Trust which is taking over Downham Market Academy says it will take a hands-on approach to running it
PUBLISHED: 10:32 12 July 2017 | UPDATED: 10:32 12 July 2017
The head of the trust which has taken over Downham Market Academy says it will take a “hands-on” approach to getting it out of special measures.
The former Downham High School was given an inadequate rating by watchdog Ofsted two weeks ago. It came after the 1,500-pupil school was told it must find a new sponsor by the College of West Anglia Academies Trust.
Now the Cambridgeshire Educational Trust has been appointed to take over the academy by the Regional Schools Commission. Its chief executive Lucy Scott said it had drawn up an action plan for improving the school.
“We have spent the last couple of weeks in Downham Market Academy talking to staff, finding out what’s going on in the school,” she said. “We’ve also been talking with the regional schools commissioner, the existing trust and the MP.”
The Cambridgeshire trust runs one other secondary school - Chesterton Community College, in Cambridge, which is ranked in the top 5pc of schools.

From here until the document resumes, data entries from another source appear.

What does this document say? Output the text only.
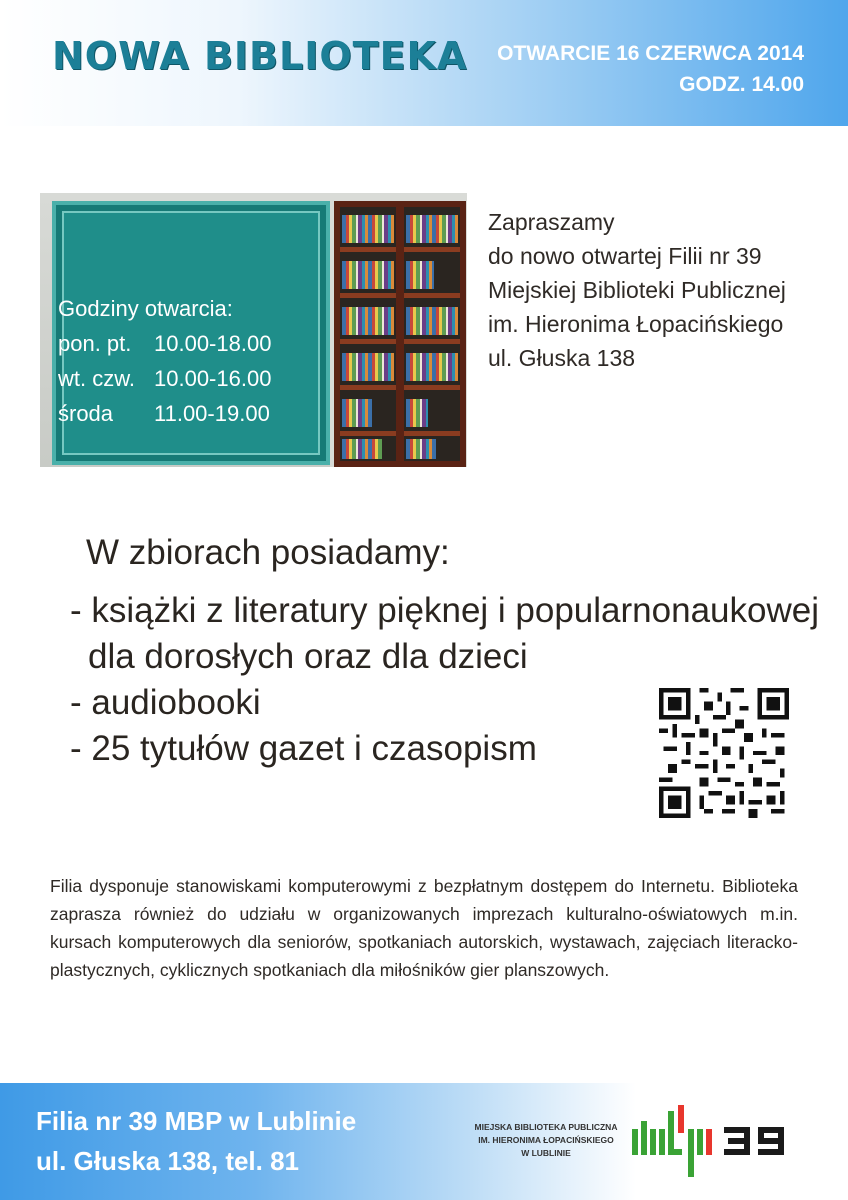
NOWA BIBLIOTEKA OTWARCIE 16 CZERWCA 2014
GODZ. 14.00
Godziny otwarcia:
pon. pt.	10.00-18.00
wt. czw. 10.00-16.00
środa	11.00-19.00
Zapraszamy
do nowo otwartej Filii nr 39
Miejskiej Biblioteki Publicznej
im. Hieronima Łopacińskiego
ul. Głuska 138
W zbiorach posiadamy:
- książki z literatury pięknej i popularnonaukowej
dla dorosłych oraz dla dzieci
- audiobooki
- 25 tytułów gazet i czasopism
Filia dysponuje stanowiskami komputerowymi z bezpłatnym dostępem do Internetu. Biblioteka zaprasza również do udziału w organizowanych imprezach kulturalno-oświatowych m.in. kursach komputerowych dla seniorów, spotkaniach autorskich, wystawach, zajęciach literacko-plastycznych, cyklicznych spotkaniach dla miłośników gier planszowych.
Filia nr 39 MBP w Lublinie
ul. Głuska 138, tel. 81
MIEJSKA BIBLIOTEKA PUBLICZNA
IM. HIERONIMA ŁOPACIŃSKIEGO
W LUBLINIE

Its last Ofsted report gave it a “good” rating, adding: “Students make good progress and achieve well from typically average starting points. Attainment by Year 11 in GCSE examinations is above average. Most teaching is good, some is outstanding.”
Chesterton’s deputy head, Rolf Purvis, has been appointed head at Downham Market. Mrs Scott said he had started recruiting staff.
“Our approach is going to be very hands-on,” she said. “The key thing we have to focus on is getting the school conifdent going forward.”
Some parents are concerned at the state of school buildings, on Bexwell Road.
“It’s important for us to be transparent with parents,” said Mrs Scott. “we want to decorate, we want to get the interior looking as good as we can.”
She added windows also needed replacing and the trust would be applying for funding for improvements to the buildings.
In 2015, Ofsted said the academy “required improvement”. It said senior managers did not apply high enough standards when evaluating teaching, while GCSE results were below average in some subjects.
Last week, they gave it an “inadequate” rating, saying leaders and
governors had failed to make improvements.